To put it another way, Costa Mesa is incapable of generating the level of tax revenues needed to sustain a pension system where employees retire after 20 or 25 years of service and then live another 40 years receiving a guaranteed pension providing very close to what they were earning in their last year of service.
One of the biggest problems is that the unsustainable contracts that created this problem in the first place are still very much in force, adding more layers to this mountain faster than you can begin to eat into the base.
And if one were to painstakingly go through the convoluted mathematical calculations allowing politicians and bureaucrats to aver that a given additional contribution today (over and above what is billed by CalPers) can result in a fantastic savings over the long run (such as $1 million today produces savings of $2.9 million over 30 years), it can’t help but bring to mind the old saying: “Statistics never lie but liars use statistics.”
Long before Costa Mesa can get into serious trouble here, there will be countless weaker cities in our county and throughout the state that will be forced to either lay off large numbers of costly public safety workers or go into default. I believe they will choose the latter.
So what to do?
Simply wait for the weaker cities to default, resulting in some kind of federal bailout.(It would be both morally and politically unacceptable to allow hundreds of thousands of pensioners to get wiped out in bankruptcy court.)

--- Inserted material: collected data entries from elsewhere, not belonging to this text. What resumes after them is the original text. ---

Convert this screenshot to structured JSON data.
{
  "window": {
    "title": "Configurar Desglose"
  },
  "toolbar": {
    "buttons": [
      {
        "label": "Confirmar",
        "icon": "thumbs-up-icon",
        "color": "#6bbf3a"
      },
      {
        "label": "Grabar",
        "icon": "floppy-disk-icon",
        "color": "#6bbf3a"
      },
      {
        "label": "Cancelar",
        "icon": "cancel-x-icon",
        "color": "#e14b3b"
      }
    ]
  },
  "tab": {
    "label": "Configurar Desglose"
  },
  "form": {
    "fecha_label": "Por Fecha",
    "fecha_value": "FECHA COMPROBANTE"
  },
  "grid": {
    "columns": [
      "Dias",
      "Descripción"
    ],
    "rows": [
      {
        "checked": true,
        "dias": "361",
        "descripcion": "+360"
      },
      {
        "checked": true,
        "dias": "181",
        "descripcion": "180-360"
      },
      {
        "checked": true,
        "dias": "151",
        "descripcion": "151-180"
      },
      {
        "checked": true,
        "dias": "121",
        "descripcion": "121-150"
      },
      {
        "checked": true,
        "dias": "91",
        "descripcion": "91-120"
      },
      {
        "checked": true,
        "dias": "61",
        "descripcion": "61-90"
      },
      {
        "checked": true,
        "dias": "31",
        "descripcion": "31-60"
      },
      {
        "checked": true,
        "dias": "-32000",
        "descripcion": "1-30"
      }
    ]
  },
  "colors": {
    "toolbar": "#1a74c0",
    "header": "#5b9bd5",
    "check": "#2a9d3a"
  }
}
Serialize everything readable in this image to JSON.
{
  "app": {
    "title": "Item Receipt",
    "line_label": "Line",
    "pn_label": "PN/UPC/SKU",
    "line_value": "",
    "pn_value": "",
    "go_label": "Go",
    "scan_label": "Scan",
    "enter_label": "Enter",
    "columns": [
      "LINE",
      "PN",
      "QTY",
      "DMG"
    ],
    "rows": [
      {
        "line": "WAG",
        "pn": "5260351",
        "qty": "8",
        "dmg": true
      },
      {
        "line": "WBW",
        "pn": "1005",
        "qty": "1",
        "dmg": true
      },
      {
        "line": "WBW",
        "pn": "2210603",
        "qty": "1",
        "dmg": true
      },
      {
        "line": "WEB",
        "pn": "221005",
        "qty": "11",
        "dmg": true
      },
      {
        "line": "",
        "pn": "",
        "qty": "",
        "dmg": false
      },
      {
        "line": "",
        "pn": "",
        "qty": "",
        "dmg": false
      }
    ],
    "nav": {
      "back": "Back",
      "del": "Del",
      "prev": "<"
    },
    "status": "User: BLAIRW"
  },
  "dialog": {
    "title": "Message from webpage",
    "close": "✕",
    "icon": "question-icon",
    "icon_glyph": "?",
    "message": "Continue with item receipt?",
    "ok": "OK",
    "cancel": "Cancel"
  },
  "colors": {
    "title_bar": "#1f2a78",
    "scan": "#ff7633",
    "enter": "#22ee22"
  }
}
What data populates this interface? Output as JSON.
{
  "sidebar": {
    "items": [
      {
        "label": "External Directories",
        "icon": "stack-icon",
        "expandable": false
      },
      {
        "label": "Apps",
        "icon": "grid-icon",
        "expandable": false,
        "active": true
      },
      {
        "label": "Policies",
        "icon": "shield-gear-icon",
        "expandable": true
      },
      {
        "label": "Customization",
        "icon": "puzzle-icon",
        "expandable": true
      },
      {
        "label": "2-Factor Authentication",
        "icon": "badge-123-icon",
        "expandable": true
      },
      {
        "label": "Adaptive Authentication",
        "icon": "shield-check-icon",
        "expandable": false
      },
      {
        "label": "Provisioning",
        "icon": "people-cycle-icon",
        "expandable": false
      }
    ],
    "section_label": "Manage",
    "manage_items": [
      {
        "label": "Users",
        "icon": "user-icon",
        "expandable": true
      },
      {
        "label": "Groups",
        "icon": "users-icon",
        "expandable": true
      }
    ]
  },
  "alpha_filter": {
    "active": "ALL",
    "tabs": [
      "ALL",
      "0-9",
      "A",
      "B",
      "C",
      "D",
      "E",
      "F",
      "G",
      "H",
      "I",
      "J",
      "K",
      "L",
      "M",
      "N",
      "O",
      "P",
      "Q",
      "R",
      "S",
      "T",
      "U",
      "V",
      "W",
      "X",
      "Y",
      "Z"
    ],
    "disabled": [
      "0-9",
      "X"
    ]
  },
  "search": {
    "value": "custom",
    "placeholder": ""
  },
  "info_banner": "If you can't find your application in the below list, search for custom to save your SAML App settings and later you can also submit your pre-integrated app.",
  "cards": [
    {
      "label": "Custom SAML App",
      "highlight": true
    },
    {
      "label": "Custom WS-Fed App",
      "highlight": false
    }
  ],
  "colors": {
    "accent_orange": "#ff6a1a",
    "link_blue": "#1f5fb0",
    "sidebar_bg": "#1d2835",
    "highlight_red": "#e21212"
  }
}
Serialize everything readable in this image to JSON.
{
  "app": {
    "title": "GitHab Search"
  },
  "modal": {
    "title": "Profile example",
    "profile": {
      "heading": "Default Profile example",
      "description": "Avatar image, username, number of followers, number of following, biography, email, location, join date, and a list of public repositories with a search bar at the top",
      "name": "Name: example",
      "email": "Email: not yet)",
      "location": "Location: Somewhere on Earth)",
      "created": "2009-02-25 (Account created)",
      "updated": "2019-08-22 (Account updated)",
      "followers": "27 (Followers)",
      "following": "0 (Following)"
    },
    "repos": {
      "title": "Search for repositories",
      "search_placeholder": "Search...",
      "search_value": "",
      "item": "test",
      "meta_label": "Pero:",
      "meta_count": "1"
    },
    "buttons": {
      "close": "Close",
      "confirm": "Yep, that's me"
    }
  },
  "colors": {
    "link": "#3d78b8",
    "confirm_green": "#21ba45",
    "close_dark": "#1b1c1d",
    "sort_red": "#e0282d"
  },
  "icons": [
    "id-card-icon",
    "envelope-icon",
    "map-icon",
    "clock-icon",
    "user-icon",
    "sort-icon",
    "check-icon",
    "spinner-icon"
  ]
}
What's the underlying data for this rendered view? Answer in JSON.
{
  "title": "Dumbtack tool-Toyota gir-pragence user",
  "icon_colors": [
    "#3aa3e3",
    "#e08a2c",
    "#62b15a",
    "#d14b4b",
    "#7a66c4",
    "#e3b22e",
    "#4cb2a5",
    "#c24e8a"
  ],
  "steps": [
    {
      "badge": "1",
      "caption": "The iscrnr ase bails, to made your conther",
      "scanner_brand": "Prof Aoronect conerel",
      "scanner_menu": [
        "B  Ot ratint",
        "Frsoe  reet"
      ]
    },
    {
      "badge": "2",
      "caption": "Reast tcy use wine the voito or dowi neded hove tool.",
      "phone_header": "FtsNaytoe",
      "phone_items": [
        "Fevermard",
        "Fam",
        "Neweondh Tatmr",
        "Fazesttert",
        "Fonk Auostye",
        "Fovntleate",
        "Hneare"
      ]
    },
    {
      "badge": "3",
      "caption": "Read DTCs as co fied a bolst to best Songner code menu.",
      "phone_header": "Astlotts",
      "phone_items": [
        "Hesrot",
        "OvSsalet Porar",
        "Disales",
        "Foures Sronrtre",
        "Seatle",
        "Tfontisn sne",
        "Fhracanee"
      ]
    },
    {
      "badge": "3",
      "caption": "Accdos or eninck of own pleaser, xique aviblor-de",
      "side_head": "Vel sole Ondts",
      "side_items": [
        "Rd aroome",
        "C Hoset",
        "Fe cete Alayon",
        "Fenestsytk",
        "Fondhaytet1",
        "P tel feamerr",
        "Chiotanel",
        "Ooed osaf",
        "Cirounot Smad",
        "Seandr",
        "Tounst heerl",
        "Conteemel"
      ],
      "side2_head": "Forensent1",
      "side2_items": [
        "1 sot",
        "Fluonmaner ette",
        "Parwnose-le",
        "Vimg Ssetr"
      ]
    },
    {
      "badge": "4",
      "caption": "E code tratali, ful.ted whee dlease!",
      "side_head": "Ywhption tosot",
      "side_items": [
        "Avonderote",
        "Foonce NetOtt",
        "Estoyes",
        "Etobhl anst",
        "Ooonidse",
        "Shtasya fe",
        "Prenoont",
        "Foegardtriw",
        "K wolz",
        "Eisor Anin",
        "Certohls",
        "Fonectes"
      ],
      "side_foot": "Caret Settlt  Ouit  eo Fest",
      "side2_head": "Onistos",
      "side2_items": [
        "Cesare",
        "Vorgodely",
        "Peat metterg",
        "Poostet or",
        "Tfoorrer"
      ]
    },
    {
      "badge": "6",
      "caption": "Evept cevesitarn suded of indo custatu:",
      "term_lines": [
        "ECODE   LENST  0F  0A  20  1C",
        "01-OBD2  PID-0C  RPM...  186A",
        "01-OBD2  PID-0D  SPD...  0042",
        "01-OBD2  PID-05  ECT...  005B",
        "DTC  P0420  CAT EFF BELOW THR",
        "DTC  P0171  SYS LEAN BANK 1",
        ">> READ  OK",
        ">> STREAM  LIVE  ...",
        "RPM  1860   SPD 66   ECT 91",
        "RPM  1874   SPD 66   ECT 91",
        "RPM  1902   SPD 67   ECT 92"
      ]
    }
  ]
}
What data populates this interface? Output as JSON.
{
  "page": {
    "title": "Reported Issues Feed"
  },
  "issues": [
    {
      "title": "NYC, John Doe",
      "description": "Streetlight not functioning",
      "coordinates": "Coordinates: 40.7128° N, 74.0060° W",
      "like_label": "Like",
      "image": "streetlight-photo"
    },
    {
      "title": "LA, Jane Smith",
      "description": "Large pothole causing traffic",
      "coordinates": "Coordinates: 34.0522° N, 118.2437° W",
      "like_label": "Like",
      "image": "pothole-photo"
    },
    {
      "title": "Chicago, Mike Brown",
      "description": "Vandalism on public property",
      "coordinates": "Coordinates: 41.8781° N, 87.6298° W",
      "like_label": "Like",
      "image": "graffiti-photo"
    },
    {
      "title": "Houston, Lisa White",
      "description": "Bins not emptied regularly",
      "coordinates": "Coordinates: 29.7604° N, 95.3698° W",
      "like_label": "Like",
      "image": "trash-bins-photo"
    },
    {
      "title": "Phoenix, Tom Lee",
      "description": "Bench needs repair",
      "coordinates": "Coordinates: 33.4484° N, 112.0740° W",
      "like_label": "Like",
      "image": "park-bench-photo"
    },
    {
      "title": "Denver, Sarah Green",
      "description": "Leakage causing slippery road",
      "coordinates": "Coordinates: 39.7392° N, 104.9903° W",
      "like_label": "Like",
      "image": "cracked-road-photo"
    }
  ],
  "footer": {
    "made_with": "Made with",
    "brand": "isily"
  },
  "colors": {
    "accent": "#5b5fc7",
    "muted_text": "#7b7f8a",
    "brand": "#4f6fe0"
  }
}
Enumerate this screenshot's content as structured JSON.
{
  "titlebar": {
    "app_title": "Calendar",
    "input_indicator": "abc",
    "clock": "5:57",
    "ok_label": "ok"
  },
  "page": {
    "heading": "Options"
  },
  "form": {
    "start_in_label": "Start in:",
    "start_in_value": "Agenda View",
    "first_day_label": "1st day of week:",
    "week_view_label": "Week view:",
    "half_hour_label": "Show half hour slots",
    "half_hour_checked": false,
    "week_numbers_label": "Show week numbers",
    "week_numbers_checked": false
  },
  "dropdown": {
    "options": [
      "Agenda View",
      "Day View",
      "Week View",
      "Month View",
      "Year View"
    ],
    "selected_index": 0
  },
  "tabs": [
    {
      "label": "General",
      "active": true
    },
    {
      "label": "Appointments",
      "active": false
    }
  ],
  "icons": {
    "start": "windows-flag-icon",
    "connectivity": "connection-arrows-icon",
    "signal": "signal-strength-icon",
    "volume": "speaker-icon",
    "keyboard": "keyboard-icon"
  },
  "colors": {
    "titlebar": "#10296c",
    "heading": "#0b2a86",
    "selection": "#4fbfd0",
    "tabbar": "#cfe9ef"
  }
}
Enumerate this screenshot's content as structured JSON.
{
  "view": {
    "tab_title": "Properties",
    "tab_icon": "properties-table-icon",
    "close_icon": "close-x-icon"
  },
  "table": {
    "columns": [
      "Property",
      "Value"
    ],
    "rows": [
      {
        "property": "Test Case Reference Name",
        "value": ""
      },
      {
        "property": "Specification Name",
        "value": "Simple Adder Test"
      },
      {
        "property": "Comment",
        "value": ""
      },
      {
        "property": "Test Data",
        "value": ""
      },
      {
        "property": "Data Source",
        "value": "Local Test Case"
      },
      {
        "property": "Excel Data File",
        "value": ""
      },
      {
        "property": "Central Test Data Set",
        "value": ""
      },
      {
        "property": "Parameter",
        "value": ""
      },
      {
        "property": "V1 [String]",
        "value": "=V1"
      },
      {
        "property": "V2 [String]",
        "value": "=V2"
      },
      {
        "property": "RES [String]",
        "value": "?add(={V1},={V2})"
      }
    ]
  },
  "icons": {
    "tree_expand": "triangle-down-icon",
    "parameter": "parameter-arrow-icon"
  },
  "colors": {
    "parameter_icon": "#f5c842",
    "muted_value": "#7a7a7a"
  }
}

But given the humongous size of the bailout that would be needed, it would not be unreasonable to expect pensioners to have to suffer some sort of “haircut.” Working with the aforementioned estimated unfunded liability of $246 million, if that haircut were say 10%, or $24.6 million, that might be a number that Costa Mesa can handle.
Rather than throw money at a mountain that is growing faster than it can be paid down, a more rational (if not politically correct) solution would be to set aside monies in a reserve account separate from the rainy day reserves, with built in safeguards to prevent future councils from even thinking of touching it. The thinking here is along the lines of letting the federal government handle the lion’s share (in the coming bailout,) and the city work on mitigating the “co-pay,” so to speak.
In the meantime, why pay for something you may get for free within the next 10 years or so? (Assuming a bailout.)
AL MELONE is a member of the Costa Mesa Pension Oversight Committee and a former candidate for City Council.